Just as Colab-19 had decided to expand its mission to create rapid-response solutions for any situation, it was presented with a new upheaval. Since the end of April, antigovernment protests have roiled Colombian cities, as anger over a tax reform proposal has boiled over into broader discontent about inequality, vaccine scarcity, and police violence. Dozens of protesters have been killed in violent clashes with police forces.

Render I
Currently the founders of Colab-19 are addressing Colombia’s ongoing social unrest in the form of antigovernment protests being met with a heavyhanded
police response. The pair have conceived a concrete shed that will offer food and drink and display a wall of flowers. Postponed for the time being, the project is aimed at helping ameliorate fraught relations between citizens and authorities. Courtesy Colab-19

Saldarriaga and Bahamon responded to the turmoil with a planned intervention they hope will improve the fraught dynamics between citizens and authorities. A concrete framework shed containing food and refreshment stands, the project will be located next to a police station and feature a wall of flowers, aimed at engaging passersby and questioning the need for violence.

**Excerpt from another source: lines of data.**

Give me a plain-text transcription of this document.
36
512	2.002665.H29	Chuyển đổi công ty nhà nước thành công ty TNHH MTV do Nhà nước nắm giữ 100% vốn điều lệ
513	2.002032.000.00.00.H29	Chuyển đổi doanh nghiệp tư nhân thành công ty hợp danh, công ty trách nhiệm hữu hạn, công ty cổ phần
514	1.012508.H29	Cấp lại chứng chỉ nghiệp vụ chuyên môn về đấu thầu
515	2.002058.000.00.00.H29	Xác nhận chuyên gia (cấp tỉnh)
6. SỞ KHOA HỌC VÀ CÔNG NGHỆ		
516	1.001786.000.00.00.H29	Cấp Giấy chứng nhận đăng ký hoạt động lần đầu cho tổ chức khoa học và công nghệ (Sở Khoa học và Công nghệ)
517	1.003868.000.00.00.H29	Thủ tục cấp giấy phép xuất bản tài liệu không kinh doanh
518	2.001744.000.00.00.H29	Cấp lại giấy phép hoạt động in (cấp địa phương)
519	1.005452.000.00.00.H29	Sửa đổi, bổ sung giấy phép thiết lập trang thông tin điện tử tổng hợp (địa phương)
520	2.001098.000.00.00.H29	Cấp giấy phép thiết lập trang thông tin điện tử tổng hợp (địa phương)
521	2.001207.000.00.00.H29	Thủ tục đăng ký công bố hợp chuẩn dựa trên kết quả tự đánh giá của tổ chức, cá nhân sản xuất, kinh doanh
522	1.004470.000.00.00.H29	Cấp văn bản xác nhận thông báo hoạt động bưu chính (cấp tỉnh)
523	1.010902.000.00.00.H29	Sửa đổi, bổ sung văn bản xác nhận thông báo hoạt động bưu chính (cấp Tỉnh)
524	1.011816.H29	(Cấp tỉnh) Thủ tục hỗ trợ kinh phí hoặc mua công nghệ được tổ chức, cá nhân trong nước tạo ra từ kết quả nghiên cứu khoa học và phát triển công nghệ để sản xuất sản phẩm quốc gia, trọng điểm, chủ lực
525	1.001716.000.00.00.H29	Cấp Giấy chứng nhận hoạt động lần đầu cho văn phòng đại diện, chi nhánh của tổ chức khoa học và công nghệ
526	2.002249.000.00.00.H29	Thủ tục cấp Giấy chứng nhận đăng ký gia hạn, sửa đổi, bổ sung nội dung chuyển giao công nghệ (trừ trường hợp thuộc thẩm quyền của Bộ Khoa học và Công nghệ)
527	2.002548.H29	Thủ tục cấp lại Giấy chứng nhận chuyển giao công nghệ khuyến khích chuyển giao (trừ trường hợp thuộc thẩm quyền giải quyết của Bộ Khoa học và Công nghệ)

It’s Colab-19’s least convincing proposition, and not just because of the presumption that aggrieved protesters should behave differently in the face of an aggressive state response. The expectation that stability can be achieved through flowers—a banal representation of peace—and for-purchase sandwiches (even if made by Michelin-starred chefs, as Bahamon and Saldarriaga point out) seems naive.

For now, the project has been postponed owing to a third wave of infections in Colombia. If and when it does get built, it will advance the studio’s astute investigation of how inexpensive, ad hoc structures have the power to reframe the way we interact, gather, and use public space in unstable times.